1961 yazı ortalarındaki Küba''nın resmini yapabilir misin?
Çok şükür çok şükür bugünü de gördüm
Ölsem gam yemem gayrının resmini yapabilir misin üstad?
*
Ve Üstad da cevap vermiş yine dizelerle;
Kokusu buram buram tüten
Limanda simit satan çocuklar
Martıların telaşı bambaşka
İşçiler gözler yolunu.
İnebilseydin o vapurdan
Ayağında Varna''nın tozu
Yüreğinde ince bir sızı.
Mavi gözlerinde yanıp tutuşan
hasretle kucaklayabilseydim
seninle, bir daha.
Davullar çalsa, zurnalar söyleseydi
Bağrımıza bassaydık seni Nazım,
Yapardım mutluluğun resmini
Başında delikanlı şapkan,
kolların sıvalı, kavgaya hazır
Bahriyeli adımlarla düşüp yola
Gidebilseydik Meserret Kahvesine,
İlk karşılaştığımız yere
Ve bir acı kahvemi içseydin.
Anlatsaydık
o günlerden, geçmişten, gelecekten,
Ne günler biterdi,
Ne geceler...
Dinerdi tüm acılar seninle
Bir düş olurdu ayrılığımız, anılarda kalan.
Ve dolaşsaydık Türkiye''yi
bir baştan bir başa.
Yattığımız yerler müze olmuş,
Sürgün şehirler cennet.
İşte o zaman Nazım,
Yapardım mutluluğun resmini
Buna da ne tuval yeterdi;
ne boya...
Abidin Dino
Mutluluk, mutlu olmak, mutlu olmayı dilemek. Her insanın değişilmez duası, dileği ama ya gerçekler!
150''ye yakın ülke arasında yapılan araştırmalarda dün, bugün ve belli ki! yarınlarda hep İskandinav ülkesi insanları mutluluğunu koruyacak. Türkiye 104. sırada iken sert düşüş yaşamış (neden acaba?) ve 112. sıraya gerilemiş.
Listenin son 10 sırasında yer alan ülkeler Afrika''dan, çokta ekonomiden anlamam ama belki onların parası bile şu an bizimkinden daha değerlidir, ne de olsa ülkelerinde "Türkiye Vatandaşı" olmanın pankartları boy gösteriyor.
Listede en sonlarda olan ülkeler; Zambiya (137), Malawi (138), Tanzanya (139), Sierra Leone (140), Lesotho (141), Botswana (142), Ruanda (143), Zimbabve (144), Lübnan (145) ve Afganistan (146).
Siyasetin dibe vurduğu, zamların 1 veya 2 lira değil 10''liradan aşağıya günlük, haftalık olarak markette değişim gösterdiği zamanlarda belki de son sıradayız "mutluluk" denilen olgudan gittikçe uzaklaşarak.
Sabah sokağı süpüren temizlik işçisi, dükkanını açmak istemeyen esnaf, çalışıyorum da ne oluyor? Sorusunu kafasında her adımda tekrarlayan işçi, memur, özel sektör çalışanı ve diğer yandan he ay sonu onu bekleyen doğal gaz, elektrik, su, telefon faturaları, bir çığ gibi büyümüş ev sahibinin vicdansızlık göstergesi kirası, yol parası, gırtlağından geçecek sayılı lokmanın parası…

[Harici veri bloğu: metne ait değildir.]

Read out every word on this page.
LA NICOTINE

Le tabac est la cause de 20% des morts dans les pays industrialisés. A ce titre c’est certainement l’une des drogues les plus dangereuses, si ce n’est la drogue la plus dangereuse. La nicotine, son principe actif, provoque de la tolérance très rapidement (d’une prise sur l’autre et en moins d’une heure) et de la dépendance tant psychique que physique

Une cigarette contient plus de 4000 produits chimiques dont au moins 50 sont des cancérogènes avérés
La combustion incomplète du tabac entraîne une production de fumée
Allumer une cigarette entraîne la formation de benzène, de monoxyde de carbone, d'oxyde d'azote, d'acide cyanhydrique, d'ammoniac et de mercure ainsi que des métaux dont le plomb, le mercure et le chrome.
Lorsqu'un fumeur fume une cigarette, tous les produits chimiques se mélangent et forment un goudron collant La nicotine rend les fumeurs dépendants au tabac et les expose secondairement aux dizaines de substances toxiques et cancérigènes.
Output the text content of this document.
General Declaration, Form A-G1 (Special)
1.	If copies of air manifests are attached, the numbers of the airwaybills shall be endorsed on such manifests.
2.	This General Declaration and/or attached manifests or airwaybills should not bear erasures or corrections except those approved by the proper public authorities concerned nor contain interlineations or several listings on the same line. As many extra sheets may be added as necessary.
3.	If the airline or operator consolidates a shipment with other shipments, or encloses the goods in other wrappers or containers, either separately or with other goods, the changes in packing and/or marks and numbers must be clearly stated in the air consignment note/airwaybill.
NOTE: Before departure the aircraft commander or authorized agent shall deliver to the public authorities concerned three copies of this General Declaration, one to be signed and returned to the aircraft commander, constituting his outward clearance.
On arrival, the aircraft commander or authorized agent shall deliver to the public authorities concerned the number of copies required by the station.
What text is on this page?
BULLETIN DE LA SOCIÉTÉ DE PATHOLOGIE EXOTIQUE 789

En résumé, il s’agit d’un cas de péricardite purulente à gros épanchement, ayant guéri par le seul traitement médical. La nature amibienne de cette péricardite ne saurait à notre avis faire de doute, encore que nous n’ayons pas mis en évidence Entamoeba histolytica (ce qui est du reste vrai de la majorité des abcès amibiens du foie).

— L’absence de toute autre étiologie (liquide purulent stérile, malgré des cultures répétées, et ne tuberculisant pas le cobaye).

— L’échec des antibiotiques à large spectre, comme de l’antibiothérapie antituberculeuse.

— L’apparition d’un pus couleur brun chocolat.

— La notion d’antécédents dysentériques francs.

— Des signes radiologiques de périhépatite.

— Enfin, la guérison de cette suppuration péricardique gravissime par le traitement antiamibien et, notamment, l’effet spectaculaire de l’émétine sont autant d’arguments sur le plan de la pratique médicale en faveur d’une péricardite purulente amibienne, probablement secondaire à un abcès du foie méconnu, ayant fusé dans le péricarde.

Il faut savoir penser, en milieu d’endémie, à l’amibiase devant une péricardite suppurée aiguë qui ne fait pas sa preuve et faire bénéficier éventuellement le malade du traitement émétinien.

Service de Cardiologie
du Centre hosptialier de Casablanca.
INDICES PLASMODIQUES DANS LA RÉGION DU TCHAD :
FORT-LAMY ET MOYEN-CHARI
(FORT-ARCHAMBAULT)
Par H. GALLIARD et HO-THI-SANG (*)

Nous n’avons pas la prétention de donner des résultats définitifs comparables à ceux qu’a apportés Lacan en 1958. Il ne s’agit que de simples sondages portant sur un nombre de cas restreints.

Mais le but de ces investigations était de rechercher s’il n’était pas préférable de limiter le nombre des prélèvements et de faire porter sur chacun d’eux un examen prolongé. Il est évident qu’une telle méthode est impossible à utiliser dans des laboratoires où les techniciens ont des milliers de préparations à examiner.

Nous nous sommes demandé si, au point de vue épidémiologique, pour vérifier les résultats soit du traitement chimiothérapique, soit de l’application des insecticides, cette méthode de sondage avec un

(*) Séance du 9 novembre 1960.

Peki! Ya ülkenin geleceği olarak lanse ettiğimiz gençlerin çalınmış geleceği!
Hadi! Biz bizden geçtik de, onların sonu ne olacak?
Ortada ne eğitim, ne iş sahası, ne kültür…
Makus talihimize gülüşlerimizdir aslında dün, bugün ve yarın Kemal Sunal filmlerindeki gördüğümüz kendimize gülüşlerimiz.
Ne değişiyor bu memlekette? Binalardan ve toprak zeminli çocuk parklarının plastikleşmesinden başka!
Bir de! Gittikçe artan vicdansızlaşan insan sayısından başka!
Bu tablo benim, bizim gibi insanların istediği, arzuladığı bir tablo değil.
Bu tabloda her gün daha da fakirleşen bir çalışan kesim var, hem de öyle 3-5''li değil yığınla…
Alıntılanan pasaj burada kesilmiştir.